Fit is often a matter of compromise between comfort when riding at low intensity, and performance when ridden with more athleticism. Most bikes we stock are skewed somewhat toward the former, as befits transportation in a city like ours only 8 miles on a side. This means most of our bikes are pretty upright, and this, in turn, means that they often come in only one or a few sizes instead of many very small increments like sport bikes do. Just because you ride a 52cm frame of a particular model of road bike doesn't mean that a "one-size" of a much more upright bike won't fit you as well.
Do you do fittings?
Yes and no. If you are an athlete who already rides a lot, and who is experiencing intractable pain or trouble hitting specific performance goals after trying lots of common adjustments, we will refer you to a professional fitter. If that's not you, we can help.

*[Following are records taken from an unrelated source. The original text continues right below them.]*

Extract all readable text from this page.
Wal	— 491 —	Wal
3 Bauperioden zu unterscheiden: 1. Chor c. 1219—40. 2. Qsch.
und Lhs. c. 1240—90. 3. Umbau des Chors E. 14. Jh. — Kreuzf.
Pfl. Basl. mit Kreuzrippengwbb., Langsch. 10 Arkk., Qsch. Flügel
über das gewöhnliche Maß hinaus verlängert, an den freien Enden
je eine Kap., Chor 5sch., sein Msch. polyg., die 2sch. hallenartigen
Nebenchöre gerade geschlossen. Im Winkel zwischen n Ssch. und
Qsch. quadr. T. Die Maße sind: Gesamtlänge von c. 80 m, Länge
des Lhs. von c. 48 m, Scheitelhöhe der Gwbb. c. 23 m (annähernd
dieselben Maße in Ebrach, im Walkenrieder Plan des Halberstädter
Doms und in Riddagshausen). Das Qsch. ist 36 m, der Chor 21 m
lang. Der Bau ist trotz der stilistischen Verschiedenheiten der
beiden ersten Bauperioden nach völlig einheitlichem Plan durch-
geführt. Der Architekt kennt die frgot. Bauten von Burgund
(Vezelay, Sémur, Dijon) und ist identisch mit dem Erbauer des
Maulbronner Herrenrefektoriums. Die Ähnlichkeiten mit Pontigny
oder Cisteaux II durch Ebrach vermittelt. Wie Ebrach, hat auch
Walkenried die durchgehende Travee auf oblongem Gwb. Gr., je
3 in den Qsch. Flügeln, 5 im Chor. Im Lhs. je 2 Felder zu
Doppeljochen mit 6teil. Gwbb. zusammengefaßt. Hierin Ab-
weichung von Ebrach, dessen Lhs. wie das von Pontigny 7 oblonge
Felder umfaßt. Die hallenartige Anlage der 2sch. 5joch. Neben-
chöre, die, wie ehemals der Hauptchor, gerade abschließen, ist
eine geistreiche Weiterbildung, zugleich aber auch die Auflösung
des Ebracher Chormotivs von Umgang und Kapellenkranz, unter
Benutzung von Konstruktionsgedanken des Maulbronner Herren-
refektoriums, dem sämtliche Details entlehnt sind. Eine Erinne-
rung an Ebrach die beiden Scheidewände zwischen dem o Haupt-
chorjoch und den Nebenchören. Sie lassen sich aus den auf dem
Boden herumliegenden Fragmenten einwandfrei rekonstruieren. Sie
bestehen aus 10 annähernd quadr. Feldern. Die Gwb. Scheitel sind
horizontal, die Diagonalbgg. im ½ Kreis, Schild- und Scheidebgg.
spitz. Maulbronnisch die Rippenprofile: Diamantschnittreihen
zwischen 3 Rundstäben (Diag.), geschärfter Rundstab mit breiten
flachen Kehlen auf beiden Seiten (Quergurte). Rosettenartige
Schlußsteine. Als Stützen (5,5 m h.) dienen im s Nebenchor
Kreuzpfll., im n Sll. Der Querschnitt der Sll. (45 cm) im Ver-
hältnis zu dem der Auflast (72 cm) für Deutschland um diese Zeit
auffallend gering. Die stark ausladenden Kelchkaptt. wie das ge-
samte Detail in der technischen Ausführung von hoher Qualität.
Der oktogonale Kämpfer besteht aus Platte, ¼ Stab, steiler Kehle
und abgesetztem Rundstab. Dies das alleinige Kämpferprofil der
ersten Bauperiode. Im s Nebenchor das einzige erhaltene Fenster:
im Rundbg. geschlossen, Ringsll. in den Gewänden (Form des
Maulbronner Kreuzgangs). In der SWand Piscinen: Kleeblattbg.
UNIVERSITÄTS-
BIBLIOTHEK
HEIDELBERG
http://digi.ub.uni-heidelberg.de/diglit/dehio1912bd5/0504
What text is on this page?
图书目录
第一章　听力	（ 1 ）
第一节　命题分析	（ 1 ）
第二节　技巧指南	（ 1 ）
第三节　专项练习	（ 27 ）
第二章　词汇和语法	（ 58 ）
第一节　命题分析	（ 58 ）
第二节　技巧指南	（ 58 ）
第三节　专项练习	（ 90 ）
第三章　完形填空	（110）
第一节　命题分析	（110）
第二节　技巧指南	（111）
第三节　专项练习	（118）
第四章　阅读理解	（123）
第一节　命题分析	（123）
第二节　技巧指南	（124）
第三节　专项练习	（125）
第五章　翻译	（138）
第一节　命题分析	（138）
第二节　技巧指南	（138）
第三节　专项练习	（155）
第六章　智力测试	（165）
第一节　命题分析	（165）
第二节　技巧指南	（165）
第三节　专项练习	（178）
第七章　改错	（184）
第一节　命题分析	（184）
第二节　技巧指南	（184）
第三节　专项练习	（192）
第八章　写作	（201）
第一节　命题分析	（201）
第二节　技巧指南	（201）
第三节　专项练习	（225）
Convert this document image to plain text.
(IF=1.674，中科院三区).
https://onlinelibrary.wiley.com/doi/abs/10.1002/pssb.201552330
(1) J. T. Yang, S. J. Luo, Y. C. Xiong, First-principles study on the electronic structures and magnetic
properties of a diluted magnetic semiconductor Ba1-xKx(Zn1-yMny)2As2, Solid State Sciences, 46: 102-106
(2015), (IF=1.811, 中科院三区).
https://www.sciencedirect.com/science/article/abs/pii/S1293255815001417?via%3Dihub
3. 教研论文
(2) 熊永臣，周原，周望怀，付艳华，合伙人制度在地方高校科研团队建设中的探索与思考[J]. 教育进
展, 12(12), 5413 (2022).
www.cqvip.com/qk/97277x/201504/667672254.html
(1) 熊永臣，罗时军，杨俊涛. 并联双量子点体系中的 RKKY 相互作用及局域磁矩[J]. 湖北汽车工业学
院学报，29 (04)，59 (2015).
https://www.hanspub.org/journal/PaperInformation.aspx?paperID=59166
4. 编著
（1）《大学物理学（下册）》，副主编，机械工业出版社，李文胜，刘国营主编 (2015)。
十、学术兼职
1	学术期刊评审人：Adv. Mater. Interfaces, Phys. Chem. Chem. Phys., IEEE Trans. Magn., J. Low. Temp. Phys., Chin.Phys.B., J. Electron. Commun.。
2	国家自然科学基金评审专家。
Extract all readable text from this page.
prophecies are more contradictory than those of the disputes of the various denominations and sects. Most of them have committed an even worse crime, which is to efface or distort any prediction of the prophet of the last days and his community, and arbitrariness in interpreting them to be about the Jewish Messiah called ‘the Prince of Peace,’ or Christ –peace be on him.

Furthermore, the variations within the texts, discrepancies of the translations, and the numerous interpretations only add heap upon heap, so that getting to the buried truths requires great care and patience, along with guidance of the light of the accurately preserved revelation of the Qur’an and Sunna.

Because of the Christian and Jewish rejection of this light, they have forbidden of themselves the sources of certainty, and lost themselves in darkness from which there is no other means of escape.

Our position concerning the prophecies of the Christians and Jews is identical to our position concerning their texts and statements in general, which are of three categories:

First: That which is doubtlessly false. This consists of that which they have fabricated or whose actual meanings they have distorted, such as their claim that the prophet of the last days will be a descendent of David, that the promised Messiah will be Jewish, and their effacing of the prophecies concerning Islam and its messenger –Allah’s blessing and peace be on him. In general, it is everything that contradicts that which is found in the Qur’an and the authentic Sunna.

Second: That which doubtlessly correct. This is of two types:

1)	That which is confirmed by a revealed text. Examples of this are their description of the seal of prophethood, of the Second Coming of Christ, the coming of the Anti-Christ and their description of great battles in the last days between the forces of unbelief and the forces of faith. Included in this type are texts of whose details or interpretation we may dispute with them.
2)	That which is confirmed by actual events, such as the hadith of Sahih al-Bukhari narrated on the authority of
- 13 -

Upon seeing you riding, we can adjust your bike to fall within norms for your proportions and the style of riding best supported by the bike. This is generally free and casual. We can also suggest adjustments or part swaps if you tell us how you're uncomfortable, or it looks to us like you might soon become uncomfortable. We even know a few tricks to help you ride faster or further while avoiding injury, if that's your thing. But it always starts with you telling us your goals and issues, and letting us watch you ride. We have a problem-solving, rather than prescriptive approach outside of basics like saddle height (too many people: too low). We can't tell you how to adjust your bike if you can't tell us what hurts, unless it's something super obvious.
What we don't do is take body measurements or video of you riding on a specialized stationary "fitting bike," possibly in a wind tunnel, and plug the results into a formula or program to calculate how you're doing it wrong or what parts you need to buy. This approach to fitting, offered for a fee, is helpful when the findings of the program happen to overlap, or can be made to overlap, the intuition of a good listener who rides a lot. We do without the formulas.
What's the discount for floor models? What's the discount on accessories if I buy a bike? On 2 bikes?
There isn't one. We are not a discounter. Our prices are pre-haggled as marked, without exception. We do offer haggling as a service at just $60/hr, but only on Wednesdays by appointment with our bookkeeper. Profit margins and typical pay in bicycle retail are much lower than in most other enterprises. We want you to get a bike you love. We want to pay our awesome staff. We want to be around for many years to support your purchase. Thus, our prices are calculated precisely to keep all parties happy.
We observe no distinction between floor models and new stock, with very few exceptions. The bike you test ride might be the one you ride home. Everybody is encouraged to touch and test everything, gently. Only if an item is plainly shop-worn might we clear it, in which case the marked price will be lower.